That's one of my work-mate's favourite sayings when he visits a client in dire need of a culture change.
The saying relates to inefficient work patterns, rather than the temptation around sharp weapons and your boss's jugular. For those of you who have worked in teams and even organisations where this 'too busy' culture flourishes, I can certainly commiserate - it's not fun.
Nowadays there are some pretty technical approaches available to help organisations 'sharpen the axe' and improve their processes. You can even go to university and study some of them for years.
Process improvement is not rocket science. Get a group of the right people into a room with a decent facilitator, and start talking. Ideas, debates, suggestions will all flow. Many of us are in this game of process improvement because of the buzz you get when teams realise a problem themselves then pitch solutions - it's a cool feeling.
Here are a couple of suggestions to help you climb out of a culture of ineffective 'busy-ness'.
1. It's as much 'heart' as it is science. That's why we seek buy in. People don't just buy on facts, they buy on emotion, trust and desire to succeed amongst their peers. Create a sense of urgency to get people on-board to fix this very real problem.

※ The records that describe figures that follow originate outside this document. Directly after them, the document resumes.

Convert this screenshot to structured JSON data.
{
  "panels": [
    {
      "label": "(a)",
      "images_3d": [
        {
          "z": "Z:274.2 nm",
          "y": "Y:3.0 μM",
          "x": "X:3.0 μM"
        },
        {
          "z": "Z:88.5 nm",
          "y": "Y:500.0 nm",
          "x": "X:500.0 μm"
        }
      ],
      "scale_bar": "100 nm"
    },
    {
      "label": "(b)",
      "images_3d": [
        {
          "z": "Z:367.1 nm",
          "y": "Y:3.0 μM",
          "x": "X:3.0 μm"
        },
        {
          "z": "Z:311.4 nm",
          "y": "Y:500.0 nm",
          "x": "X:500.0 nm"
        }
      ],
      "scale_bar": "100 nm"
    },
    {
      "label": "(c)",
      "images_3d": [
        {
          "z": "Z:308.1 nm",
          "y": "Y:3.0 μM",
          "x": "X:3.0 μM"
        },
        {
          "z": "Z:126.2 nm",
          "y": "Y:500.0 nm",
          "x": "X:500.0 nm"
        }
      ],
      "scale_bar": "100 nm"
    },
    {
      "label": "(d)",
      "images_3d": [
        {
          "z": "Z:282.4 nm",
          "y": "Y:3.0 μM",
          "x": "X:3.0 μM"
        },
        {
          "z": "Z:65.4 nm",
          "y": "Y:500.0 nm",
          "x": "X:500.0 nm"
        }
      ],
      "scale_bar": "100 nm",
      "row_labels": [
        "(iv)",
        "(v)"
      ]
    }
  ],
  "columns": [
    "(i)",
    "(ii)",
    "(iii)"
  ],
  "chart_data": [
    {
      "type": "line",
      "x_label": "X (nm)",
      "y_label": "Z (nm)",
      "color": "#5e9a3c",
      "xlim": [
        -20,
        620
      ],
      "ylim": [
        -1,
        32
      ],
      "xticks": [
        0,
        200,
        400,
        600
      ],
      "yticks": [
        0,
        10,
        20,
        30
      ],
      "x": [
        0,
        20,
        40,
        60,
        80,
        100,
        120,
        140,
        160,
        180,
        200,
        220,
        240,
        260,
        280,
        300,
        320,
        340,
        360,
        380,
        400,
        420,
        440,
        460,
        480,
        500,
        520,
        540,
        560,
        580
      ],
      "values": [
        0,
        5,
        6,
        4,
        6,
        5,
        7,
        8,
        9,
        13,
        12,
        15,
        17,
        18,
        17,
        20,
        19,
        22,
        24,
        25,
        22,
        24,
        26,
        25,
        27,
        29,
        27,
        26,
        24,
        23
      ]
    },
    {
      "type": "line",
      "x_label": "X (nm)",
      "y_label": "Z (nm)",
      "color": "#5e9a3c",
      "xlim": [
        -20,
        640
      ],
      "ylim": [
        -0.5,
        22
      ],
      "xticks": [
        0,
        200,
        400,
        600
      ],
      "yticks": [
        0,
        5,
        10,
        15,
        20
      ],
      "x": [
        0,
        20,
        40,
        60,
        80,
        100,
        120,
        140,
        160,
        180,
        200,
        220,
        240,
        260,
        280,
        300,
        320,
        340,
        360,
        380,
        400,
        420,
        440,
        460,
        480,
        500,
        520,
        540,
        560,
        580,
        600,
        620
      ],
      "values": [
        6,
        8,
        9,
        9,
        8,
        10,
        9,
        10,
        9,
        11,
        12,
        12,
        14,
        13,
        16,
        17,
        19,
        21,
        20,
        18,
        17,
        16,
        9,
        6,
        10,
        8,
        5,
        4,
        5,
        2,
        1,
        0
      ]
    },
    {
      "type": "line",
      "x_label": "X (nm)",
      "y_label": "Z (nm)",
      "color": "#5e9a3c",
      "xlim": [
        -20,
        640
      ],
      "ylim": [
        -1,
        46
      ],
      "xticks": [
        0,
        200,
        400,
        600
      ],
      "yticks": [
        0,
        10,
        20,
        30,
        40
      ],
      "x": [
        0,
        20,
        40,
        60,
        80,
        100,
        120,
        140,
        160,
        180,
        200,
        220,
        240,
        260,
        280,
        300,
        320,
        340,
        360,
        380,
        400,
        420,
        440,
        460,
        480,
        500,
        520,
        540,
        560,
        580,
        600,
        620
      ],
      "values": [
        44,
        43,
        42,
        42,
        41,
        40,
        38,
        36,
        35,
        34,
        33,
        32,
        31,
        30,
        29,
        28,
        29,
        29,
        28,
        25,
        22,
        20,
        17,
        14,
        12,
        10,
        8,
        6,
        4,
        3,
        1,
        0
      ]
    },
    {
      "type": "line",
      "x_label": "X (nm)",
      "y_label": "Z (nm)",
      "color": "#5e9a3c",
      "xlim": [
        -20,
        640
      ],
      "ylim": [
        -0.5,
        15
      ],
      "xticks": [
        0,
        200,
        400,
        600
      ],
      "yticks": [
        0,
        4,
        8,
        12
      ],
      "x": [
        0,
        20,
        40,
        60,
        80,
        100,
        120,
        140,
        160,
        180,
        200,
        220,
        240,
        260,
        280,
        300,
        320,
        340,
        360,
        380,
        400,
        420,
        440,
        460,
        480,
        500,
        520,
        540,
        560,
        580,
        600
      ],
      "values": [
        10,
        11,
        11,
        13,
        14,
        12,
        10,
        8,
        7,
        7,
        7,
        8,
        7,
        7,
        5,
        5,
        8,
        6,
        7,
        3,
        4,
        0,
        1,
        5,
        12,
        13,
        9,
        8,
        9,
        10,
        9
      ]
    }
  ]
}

2. Processify process improvement. Compared to how we track, manage, improve other assets like say, our people, we're pretty laissez-faire with processes. Build permanent machinery around improvement to make it happen. Where is your central process repository? Which people in your organisation are responsible for process improvement - have actual names. How often does your 'process excellence group' meet to track targets? Annual staff performance reviews are compulsory. What about process reviews?